The molecular recognition of complex carbohydrates by proteins at the surfaces of mammalian cells and of microbes is the basis of their biological function. We utilize the power of chemical synthesis to create modified antigens that can reveal the structural basis of the recognition of carbohydrate antigens by antibodies and lectins. In turn our appreciation of the fine structure of numerous carbohydrate antigen-antibody complexes facilitates the design of conjugate vaccines for applications in cancer therapy and for prevention of serious microbial infections (Proc. Natl. Acad. Sci (USA), 105, 13526-13531, 2008).

Our group has had a long standing interest in the chemistry and glycobiology of complex carbohydrate antigens of bacterial and mammalian cells. Our earlier work included development of methods to synthesize and utilize neoglyconconjuagtes, for example in the creation of monoclonal antibodies with well-defined binding profiles. Subsequently these antibodies were the topic of interdisciplinary collaborations that resulted in the first crystal structures of an oligosaccharide-Fab complex and characterization of the energetics of the molecular recognition event by isothermal titration microcalorimetry. The group was also active in the application of NMR methods to primary antigen structure determination and to the determination of solution conformation in the free and bound state.

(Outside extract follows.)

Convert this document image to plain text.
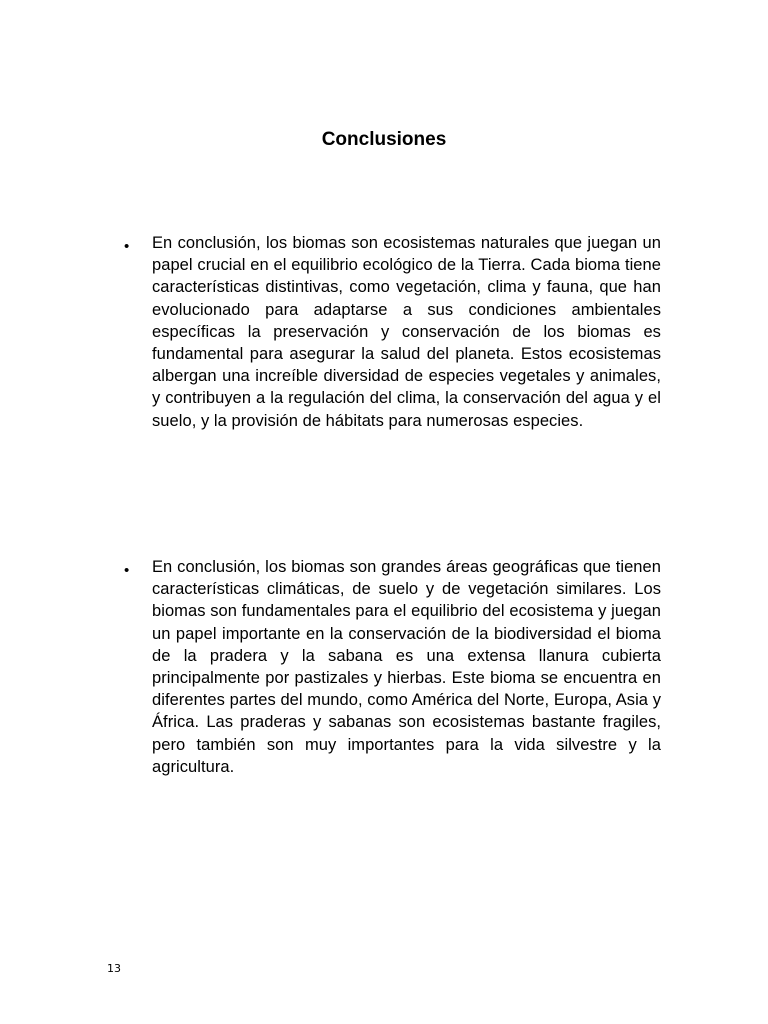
Conclusiones
• En conclusión, los biomas son ecosistemas naturales que juegan un papel crucial en el equilibrio ecológico de la Tierra. Cada bioma tiene características distintivas, como vegetación, clima y fauna, que han evolucionado para adaptarse a sus condiciones ambientales específicas la preservación y conservación de los biomas es fundamental para asegurar la salud del planeta. Estos ecosistemas albergan una increíble diversidad de especies vegetales y animales, y contribuyen a la regulación del clima, la conservación del agua y el suelo, y la provisión de hábitats para numerosas especies.
• En conclusión, los biomas son grandes áreas geográficas que tienen características climáticas, de suelo y de vegetación similares. Los biomas son fundamentales para el equilibrio del ecosistema y juegan un papel importante en la conservación de la biodiversidad el bioma de la pradera y la sabana es una extensa llanura cubierta principalmente por pastizales y hierbas. Este bioma se encuentra en diferentes partes del mundo, como América del Norte, Europa, Asia y África. Las praderas y sabanas son ecosistemas bastante fragiles, pero también son muy importantes para la vida silvestre y la agricultura.
13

Since our group moved to the University of Alberta, we have continued to utilize and combine the tools of synthetic chemistry, biophysics and structural biology to address questions related to the intrinsically weak interactions that characterize sugar-protein interactions. We have combined three dimensional structural detail with studies of antibody-antigen interactions by physical methods including NMR and microcalorimetry, and we are using the well defined structural details of a variety of carbohydrate binding sites to pursue the rationale design of high affinity ligands. A recent success involved the design of a high avidity ligand for the Shiga like toxin responsible for the diseases that result from pathogenic E. coli O157 (Nature, 403, 669-672, 2000). This result was characterized by Professor Fraser Stoddart as "one of the most impressive applications of glycoscience to have been described in the literature to date" (Bioconjugate Chemistry, 12, 655-672, 2001). A second generation inhibitor based on heterobifunctional ligands protects mice against this toxin (Proc. Natl. Acad. Sci (USA), 105, 16837-16842, 2008).